Give up some information about your self, add you credit card, and boom, done. You get the upgrade serial up front as well as getting a receipt email to you mailbox. The total cost for me was 279 SEK, but I guess, in a different country it might be another price, your mileage may vary as the say.
The upgrade assistant will download the iso from the server and you get to choose if you want to install now or later, if you choose later you also get to choose if you want to use the USB drive installer or a conventional DVD iso. Again, because I’ve got a few extra DVD’s but no extra USB drive, I chose the DVD install. Save the iso to your desktop and burn it to a blank disk with your preferred application.
Installing Windows 8
The installation is pretty straight forward, the usual standard-praxis applies, next-next-next-PROFIT!, unless of course you need to do some changes.

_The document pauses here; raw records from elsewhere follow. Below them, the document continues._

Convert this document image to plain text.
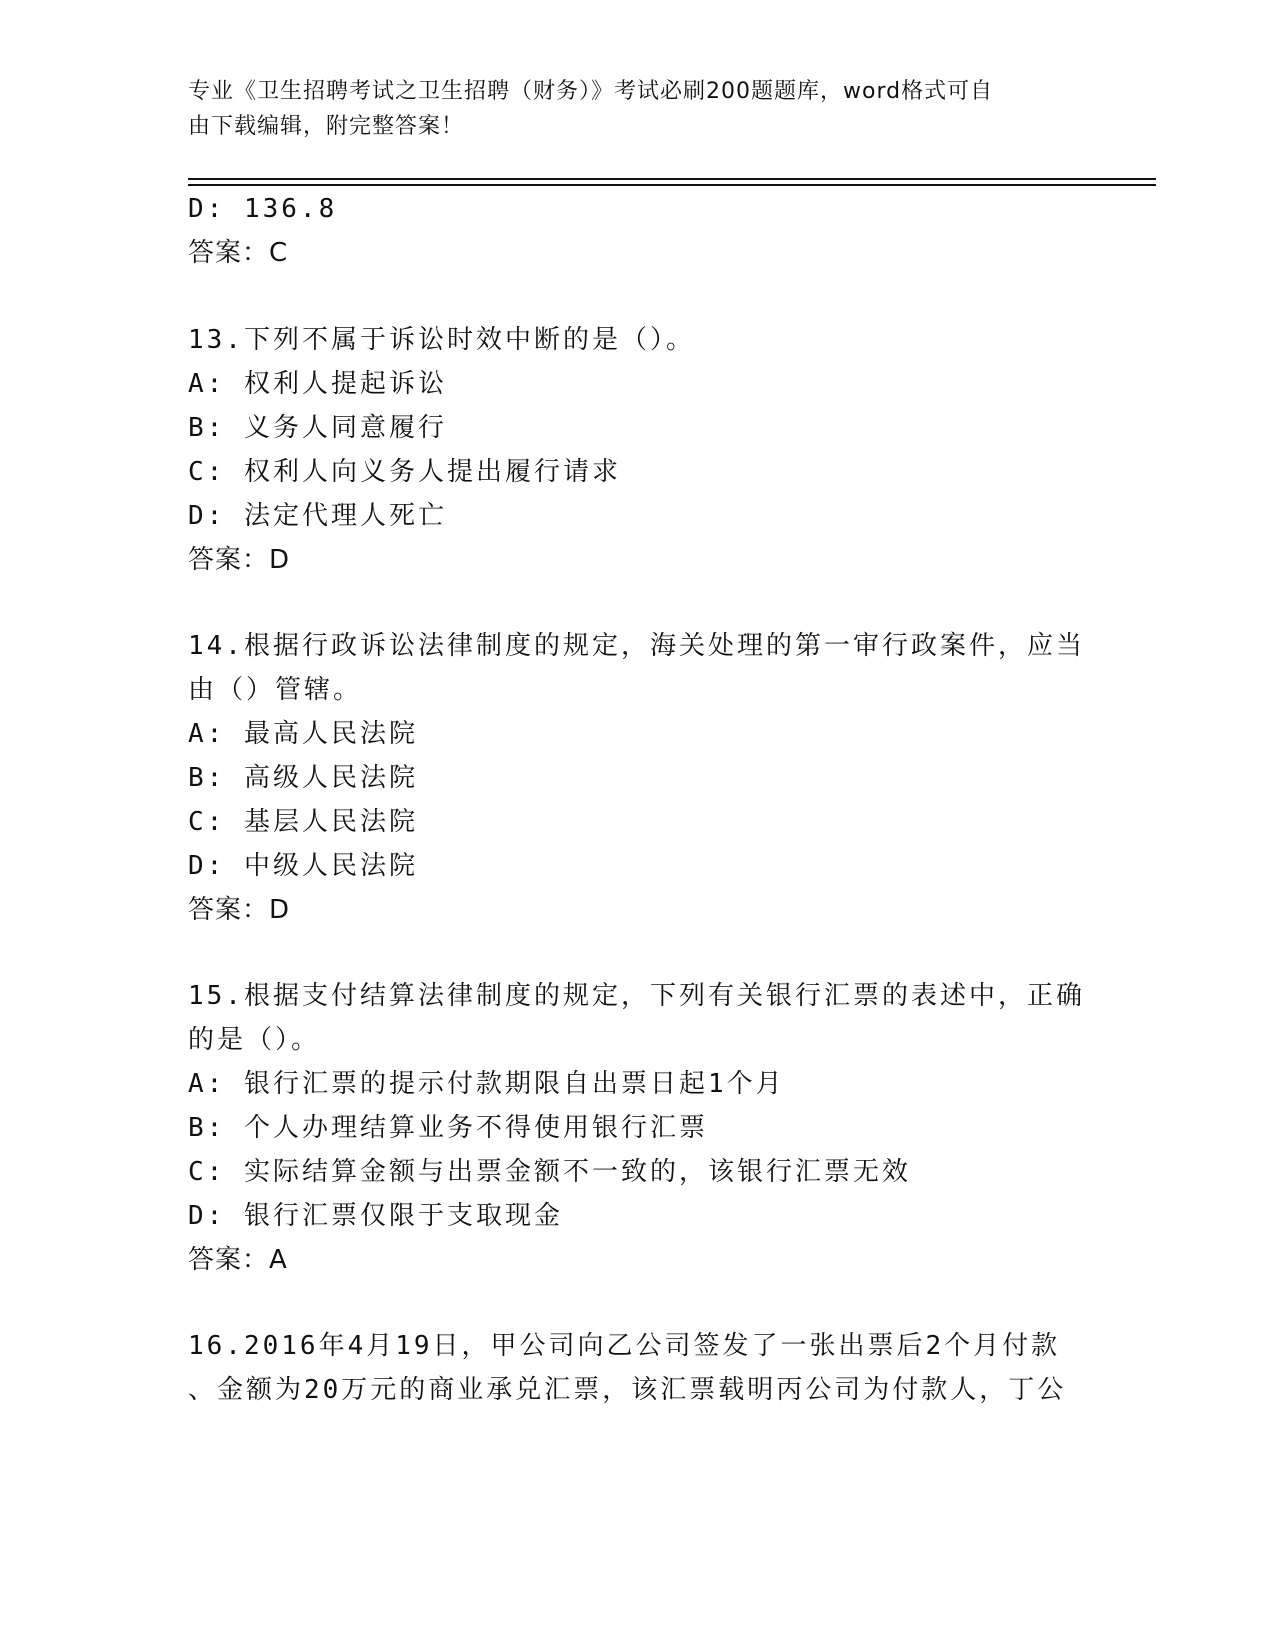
专业《卫生招聘考试之卫生招聘（财务）》考试必刷200题题库，word格式可自
由下载编辑，附完整答案！
D: 136.8
答案：C
13.下列不属于诉讼时效中断的是（）。
A: 权利人提起诉讼
B: 义务人同意履行
C: 权利人向义务人提出履行请求
D: 法定代理人死亡
答案：D
14.根据行政诉讼法律制度的规定，海关处理的第一审行政案件，应当
由（）管辖。
A: 最高人民法院
B: 高级人民法院
C: 基层人民法院
D: 中级人民法院
答案：D
15.根据支付结算法律制度的规定，下列有关银行汇票的表述中，正确
的是（）。
A: 银行汇票的提示付款期限自出票日起1个月
B: 个人办理结算业务不得使用银行汇票
C: 实际结算金额与出票金额不一致的，该银行汇票无效
D: 银行汇票仅限于支取现金
答案：A
16.2016年4月19日，甲公司向乙公司签发了一张出票后2个月付款
、金额为20万元的商业承兑汇票，该汇票载明丙公司为付款人，丁公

A new feature, which I suspect hasn’t existed with earlier Windows versions is that you’re no longer required to “upgrade” a system when you’ve bought the upgrade pack, you can, and I suppose, you’re allowed to, do a clean install with an upgrade license, as long as it’s applied on a system with a valid Windows OS installed prior to the upgrade (Makes sense?).
Earlier, at least with Windows 7, you had to do some hacks to be able to do a clean install with an upgrade license, now, it’s only a matter of clicking “Format drives” after you’ve entered the serial key. And this my friends, is good.
After the system is installed, you get to create a new user, and this is again something that has changed since Windows 7. Your user should be based on a Microsoft Live Account. In my case I just put in the same account I use for Xbox Live and for my Windows Phone 7. I don’t know if you can create an account without this connection, and to be honest, I didn’t check either.
Anyway, now I’m off to start finding all the applications I need. (In other words; The boring part of re-installing an operating system).